K. rhinoscleromatis causes a chronic granulomatous infection (PubMed) of the upper airway, not uncommon (does this mean common?) in Eastern Europe, central Africa, South America, and Asia. More common in them what mate with their cousins.
Given increasing resistance of this organism to antibiotics, you have to know your local resistance patterns to give empiric therapy. Sorry. You actually have to know what you are doing. The most reliable agents are aminoglycosides, carbapenems, quinolones and third generation cephalosporins.

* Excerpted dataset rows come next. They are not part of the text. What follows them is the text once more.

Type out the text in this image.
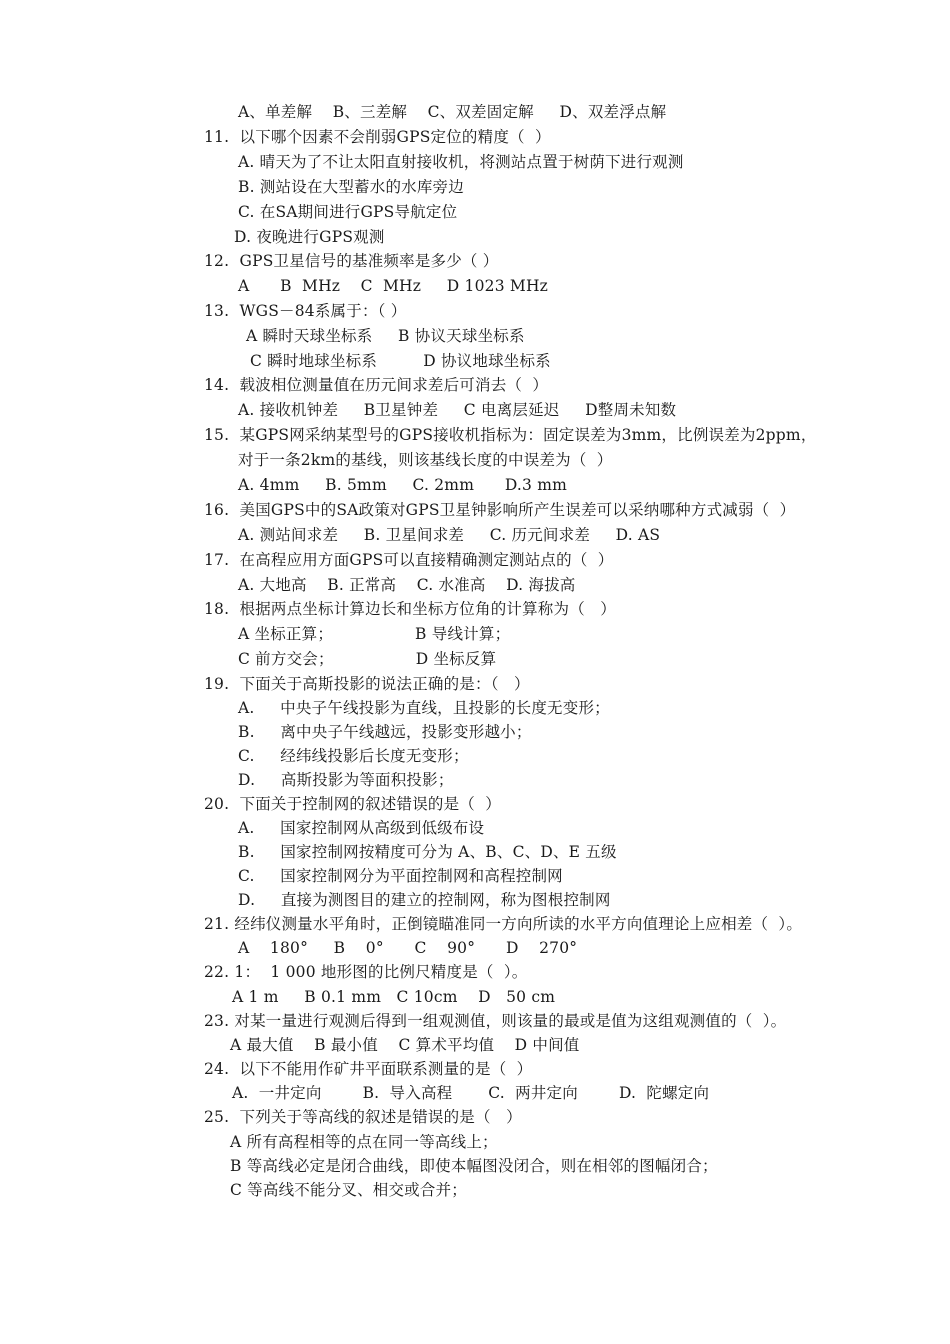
A、单差解    B、三差解    C、双差固定解     D、双差浮点解
11.  以下哪个因素不会削弱GPS定位的精度（  ）
A. 晴天为了不让太阳直射接收机，将测站点置于树荫下进行观测
B. 测站设在大型蓄水的水库旁边
C. 在SA期间进行GPS导航定位
D. 夜晚进行GPS观测
12.  GPS卫星信号的基准频率是多少（ ）
A      B  MHz    C  MHz     D 1023 MHz
13.  WGS－84系属于：（ ）
A 瞬时天球坐标系     B 协议天球坐标系
C 瞬时地球坐标系         D 协议地球坐标系
14.  载波相位测量值在历元间求差后可消去（  ）
A. 接收机钟差     B卫星钟差     C 电离层延迟     D整周未知数
15.  某GPS网采纳某型号的GPS接收机指标为：固定误差为3mm，比例误差为2ppm，
对于一条2km的基线，则该基线长度的中误差为（  ）
A. 4mm     B. 5mm     C. 2mm      D.3 mm
16.  美国GPS中的SA政策对GPS卫星钟影响所产生误差可以采纳哪种方式减弱（  ）
A. 测站间求差     B. 卫星间求差     C. 历元间求差     D. AS
17.  在高程应用方面GPS可以直接精确测定测站点的（  ）
A. 大地高    B. 正常高    C. 水准高    D. 海拔高
18.  根据两点坐标计算边长和坐标方位角的计算称为（   ）
A 坐标正算；                B 导线计算；
C 前方交会；                D 坐标反算
19.  下面关于高斯投影的说法正确的是：（   ）
A.     中央子午线投影为直线，且投影的长度无变形；
B.     离中央子午线越远，投影变形越小；
C.     经纬线投影后长度无变形；
D.     高斯投影为等面积投影；
20.  下面关于控制网的叙述错误的是（  ）
A.     国家控制网从高级到低级布设
B.     国家控制网按精度可分为 A、B、C、D、E 五级
C.     国家控制网分为平面控制网和高程控制网
D.     直接为测图目的建立的控制网，称为图根控制网
21. 经纬仪测量水平角时，正倒镜瞄准同一方向所读的水平方向值理论上应相差（  ）。
A    180°     B    0°      C    90°      D    270°
22. 1：  1 000 地形图的比例尺精度是（  ）。
A 1 m     B 0.1 mm   C 10cm    D   50 cm
23. 对某一量进行观测后得到一组观测值，则该量的最或是值为这组观测值的（  ）。
A 最大值    B 最小值    C 算术平均值    D 中间值
24.  以下不能用作矿井平面联系测量的是（  ）
A.  一井定向        B.  导入高程       C.  两井定向        D.  陀螺定向
25.  下列关于等高线的叙述是错误的是（   ）
A 所有高程相等的点在同一等高线上；
B 等高线必定是闭合曲线，即使本幅图没闭合，则在相邻的图幅闭合；
C 等高线不能分叉、相交或合并；
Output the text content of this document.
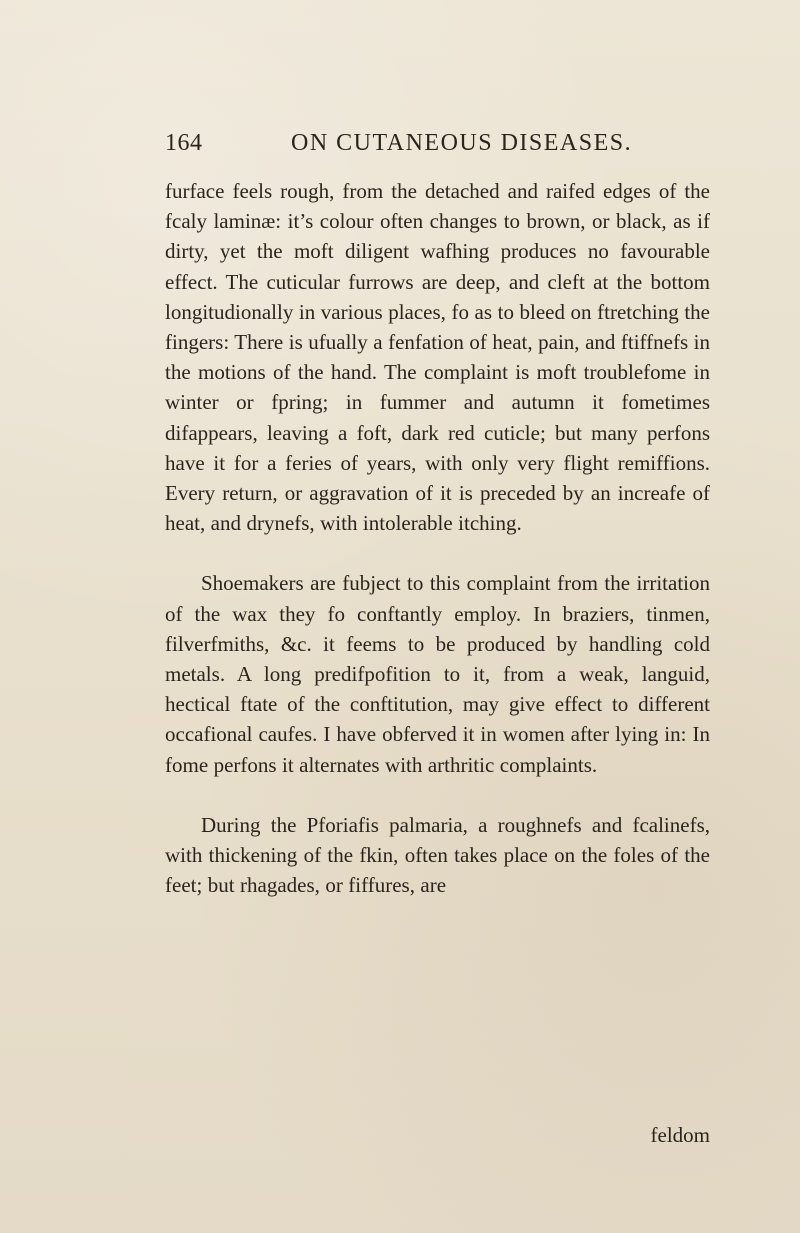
164	ON CUTANEOUS DISEASES.

furface feels rough, from the detached and raifed edges of the fcaly laminæ: it’s colour often changes to brown, or black, as if dirty, yet the moft diligent wafhing produces no favourable effect. The cuticular furrows are deep, and cleft at the bottom longitudionally in various places, fo as to bleed on ftretching the fingers: There is ufually a fenfation of heat, pain, and ftiffnefs in the motions of the hand. The complaint is moft troublefome in winter or fpring; in fummer and autumn it fometimes difappears, leaving a foft, dark red cuticle; but many perfons have it for a feries of years, with only very flight remiffions. Every return, or aggravation of it is preceded by an increafe of heat, and drynefs, with intolerable itching.

Shoemakers are fubject to this complaint from the irritation of the wax they fo conftantly employ. In braziers, tinmen, filverfmiths, &c. it feems to be produced by handling cold metals. A long predifpofition to it, from a weak, languid, hectical ftate of the conftitution, may give effect to different occafional caufes. I have obferved it in women after lying in: In fome perfons it alternates with arthritic complaints.

During the Pforiafis palmaria, a roughnefs and fcalinefs, with thickening of the fkin, often takes place on the foles of the feet; but rhagades, or fiffures, are

feldom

Be wary. ESBL (extended spectrum beta lactamase that hydrolyse most b-lactams (sparing only cephamycins and carbapenems) carrying Klebsiella are increasing in frequency and the only reliable antibiotic are carbapenems. Risks for ESBL include health care, urinary catheters and prior antibiotics and if you choose wrong there is increased mortality (PubMed). If the MIC for an ESBL to piperacillin/tazobactam is <= 2 the patient will do fine but if higher MICs expect death (PubMed). For bacteremia (or suspected) from and ESBL, carbapenems have less mortality than piperacillin/tazobactam (PubMed). Maybe (PubMed).
If the organism is an ESBL, DO NOT use cefepime even if susceptible. Won't work as well as carbapenems (PubMed) and avoid piperacillin/tazobactam. Remember that sensitive in the lab does not always mean effective in the patient.
There is also the New Delhi metallo-beta-lactamase, which gets all beta-lactams including carbapenems aka CRE (PubMed); often these are only sensitive to colistin and tigecycline. Cetazadime-avibactam.html has a high failure rate with CRE.
CRE are perhaps more virulent as well as hard to kill(PubMed).